Source: Thomas Reuters Foundation
Women on average have only three-quarters of the legal protections given to men during their working life, ranging from bans on entering some jobs to a lack of equal pay or freedom from sexual harassment, the World Bank said on Wednesday. 

Researchers examined whether adult men and women had equal rights under the law in 187 countries to produce an equality index and measure progress over the last decade. 

They probed laws linked to women’s work and economic freedom, including the right to work in all the same jobs as men and get paid equally, penalties for sexual harassment at work, parental work protections and inheritance rights. 
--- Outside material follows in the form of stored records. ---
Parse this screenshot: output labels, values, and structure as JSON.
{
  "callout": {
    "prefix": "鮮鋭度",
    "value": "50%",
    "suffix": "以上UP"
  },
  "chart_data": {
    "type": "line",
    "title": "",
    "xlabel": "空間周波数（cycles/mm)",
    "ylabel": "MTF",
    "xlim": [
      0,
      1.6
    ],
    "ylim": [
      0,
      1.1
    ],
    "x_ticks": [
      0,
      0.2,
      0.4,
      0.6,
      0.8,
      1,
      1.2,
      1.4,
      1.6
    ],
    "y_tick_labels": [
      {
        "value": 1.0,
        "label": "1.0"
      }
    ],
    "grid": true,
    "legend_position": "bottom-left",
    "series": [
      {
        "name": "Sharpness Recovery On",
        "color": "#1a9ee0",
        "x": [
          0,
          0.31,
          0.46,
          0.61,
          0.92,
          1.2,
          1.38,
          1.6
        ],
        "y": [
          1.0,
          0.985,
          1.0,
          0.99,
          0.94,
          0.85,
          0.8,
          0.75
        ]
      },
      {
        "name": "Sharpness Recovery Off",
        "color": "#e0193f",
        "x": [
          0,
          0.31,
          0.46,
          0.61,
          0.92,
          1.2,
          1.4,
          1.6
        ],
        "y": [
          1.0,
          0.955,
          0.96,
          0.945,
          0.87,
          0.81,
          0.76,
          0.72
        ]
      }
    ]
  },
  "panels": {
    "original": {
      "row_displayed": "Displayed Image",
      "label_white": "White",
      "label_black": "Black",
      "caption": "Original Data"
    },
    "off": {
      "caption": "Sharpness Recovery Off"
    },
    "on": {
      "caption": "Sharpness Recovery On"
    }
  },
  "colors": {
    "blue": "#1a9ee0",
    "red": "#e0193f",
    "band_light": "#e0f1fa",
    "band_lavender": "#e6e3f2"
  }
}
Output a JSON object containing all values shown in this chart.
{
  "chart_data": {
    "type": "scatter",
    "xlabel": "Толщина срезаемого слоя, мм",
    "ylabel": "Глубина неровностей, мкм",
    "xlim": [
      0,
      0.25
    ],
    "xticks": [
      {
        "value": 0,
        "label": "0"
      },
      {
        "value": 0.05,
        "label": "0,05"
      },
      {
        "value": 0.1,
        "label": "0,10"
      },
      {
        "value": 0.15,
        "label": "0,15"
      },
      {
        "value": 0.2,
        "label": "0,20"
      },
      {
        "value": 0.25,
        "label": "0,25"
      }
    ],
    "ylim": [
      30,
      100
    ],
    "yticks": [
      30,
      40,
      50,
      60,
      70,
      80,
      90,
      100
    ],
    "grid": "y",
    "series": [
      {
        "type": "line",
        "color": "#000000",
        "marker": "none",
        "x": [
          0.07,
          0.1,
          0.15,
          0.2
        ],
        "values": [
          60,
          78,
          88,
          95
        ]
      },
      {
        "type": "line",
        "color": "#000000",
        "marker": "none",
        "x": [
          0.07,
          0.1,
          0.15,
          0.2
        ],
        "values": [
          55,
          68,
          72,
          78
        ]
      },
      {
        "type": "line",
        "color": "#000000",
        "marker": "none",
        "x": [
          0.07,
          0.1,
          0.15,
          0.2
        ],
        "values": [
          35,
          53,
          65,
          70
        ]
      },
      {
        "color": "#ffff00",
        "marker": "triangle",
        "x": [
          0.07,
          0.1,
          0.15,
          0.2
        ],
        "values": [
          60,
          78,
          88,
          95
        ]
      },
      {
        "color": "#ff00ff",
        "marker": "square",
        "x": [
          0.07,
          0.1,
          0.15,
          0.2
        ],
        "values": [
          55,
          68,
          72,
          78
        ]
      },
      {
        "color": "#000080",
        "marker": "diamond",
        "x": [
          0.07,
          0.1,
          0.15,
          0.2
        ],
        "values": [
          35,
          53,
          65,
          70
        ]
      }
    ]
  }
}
“If women have equal opportunities to reach their full potential, the world would not only be fairer, it would be more prosperous as well,” World Bank Group’s interim president Kristalina Georgieva said in a statement. 

Discriminatory laws mean women are held back from gaining economic independence and also contribute to a loss of $160 trillion in lost earnings worldwide each year, the World Bank said in a 2018 report. 

The new study also looked at issues such as women’s freedom of movement and protection from domestic abuse on the basis that these also impact on women’s economic independence.  

It found steady progress over the last decade: a total of 131 countries had enacted reforms to women’s rights. 

Six countries - Belgium, Denmark, France, Latvia, Luxembourg, and Sweden – now hold perfect scores of 100 in the index compared to none 10 years ago. 

However, 56 countries made no improvements to equality laws at all in the areas studied over the last 10 years. 

The index also highlighted wide variations across regions. 

Europe and Central Asia had the highest regional equality score, with women getting about 85 percent of the rights granted to men on average, while in the Middle East and North Africa women had fewer than half the rights of men.

“We definitely are making progress but we can’t rest on our laurels - we have got to keep governments moving in the right direction,” Jacqui Hunt, Europe director of global women’s rights group Equality Now told the Thomson Reuters Foundation. 

She added a perfect score was no guarantee that rights would always be respected and urged governments to proactively work to fight gender discrimination.